Dat het college zich (onder druk van wie?) weinig gelegen laat liggen aan de mening in de raad, is deze week wel gebleken. In de commissievergadering ECO, afgelopen maandag, kwam als brede mening naar voren dat de notitie over de discovestiging niet ongewijzigd in de inspraak kan worden gebracht. Maar binnen 24 uur publiceert het college een persbericht waarin het meedeelt de bekritiseerde nota vrij te geven voor inspraak. Dit na peiling in de commissie ECO, aldus het persbericht. Hoe de uitslag van die peiling was, wordt niet vermeldt. Logisch, want dan had het college zichtbaar moeten erkennen dat het de uitspraak van de raad aan zijn laars lapt en gemaakte afspraken met een ondernemer belangrijker vindt.
Vermeldenswaard is nog een ander punt. Een van de leden van de bewonersstichting die zich tegen de komst van de disco buiten het horecakerngebied verzet, heeft de raadsleden gewezen op de zogenaamde Klankbordgroep. Dit is een overleggroep waarop het college zich bij haar dringen voor de disco op beroept. Het college probeert met het bestaan van deze Klankbordgroep de indruk te wekken dat de omwonenden bij de gedachtevorming over de discovestiging zijn betrokken. Dat is de vraag. In deze Klankbordgroep zitten een tiental bewoners, twaalf ambtenaren en vertegenwoordigers van de firma Krijco. Dat het vertrouwen van de bewoners in de Klankbordgroep meer dan beperkt is en er al uittreding heeft plaatsgevonden, mag evident worden genoemd. Bewoners mogen aanwezig zijn bij gesprekken over een al lang besloten zaak.
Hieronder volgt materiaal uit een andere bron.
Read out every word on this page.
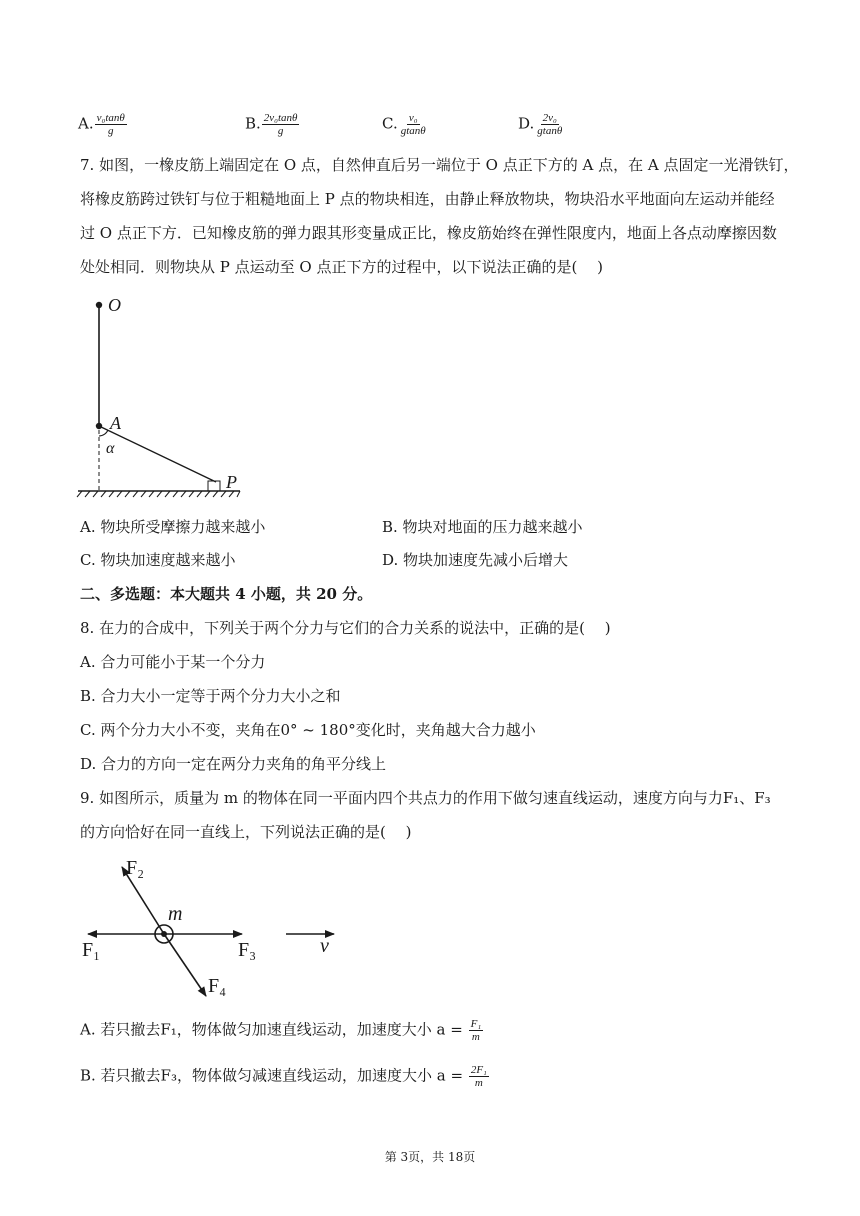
A. $\frac{\text{v₀tanθ}}{g}$	B. $\frac{\text{2v₀tanθ}}{g}$	C. $\frac{\text{v₀}}{gtan\theta}$	D. $\frac{\text{2v₀}}{gtan\theta}$
7. 如图，一橡皮筋上端固定在 O 点，自然伸直后另一端位于 O 点正下方的 A 点，在 A 点固定一光滑铁钉，
将橡皮筋跨过铁钉与位于粗糙地面上 P 点的物块相连，由静止释放物块，物块沿水平地面向左运动并能经
过 O 点正下方．已知橡皮筋的弹力跟其形变量成正比，橡皮筋始终在弹性限度内，地面上各点动摩擦因数
处处相同．则物块从 P 点运动至 O 点正下方的过程中，以下说法正确的是(　 )
O
A
α
P
A. 物块所受摩擦力越来越小	B. 物块对地面的压力越来越小
C. 物块加速度越来越小	D. 物块加速度先减小后增大
二、多选题：本大题共 4 小题，共 20 分。
8. 在力的合成中，下列关于两个分力与它们的合力关系的说法中，正确的是(　 )
A. 合力可能小于某一个分力
B. 合力大小一定等于两个分力大小之和
C. 两个分力大小不变，夹角在0° ~ 180°变化时，夹角越大合力越小
D. 合力的方向一定在两分力夹角的角平分线上
9. 如图所示，质量为 m 的物体在同一平面内四个共点力的作用下做匀速直线运动，速度方向与力F₁、F₃
的方向恰好在同一直线上，下列说法正确的是(　 )
F₂
m
F₁	F₃
F₄
v
A. 若只撤去F₁，物体做匀加速直线运动，加速度大小 $a = \frac{\text{F₁}}{m}$
B. 若只撤去F₃，物体做匀减速直线运动，加速度大小 $a = \frac{\text{2F₁}}{m}$
第 3页，共 18页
En dan hebben we nog het gegoochel met de cijfers. Uitgangspunt voor het college lijkt een onderzoek te zijn dat Marketresponse in opdacht van Krijco heeft uitgevoerd. Het college gaat geheel voorbij aan de uitslag van het digipanel, een elektronisch onderzoek van de gemeente. Daaruit blijkt dat slechts 24 procent van de respondenten kiest voor een disco in de binnenstad, 31 procent kiest voor een disco in het Eemcentrum en 39 procent voor een locatie met weinig omwonenden. Maar dat onderzoek past niet in het straatje van het college!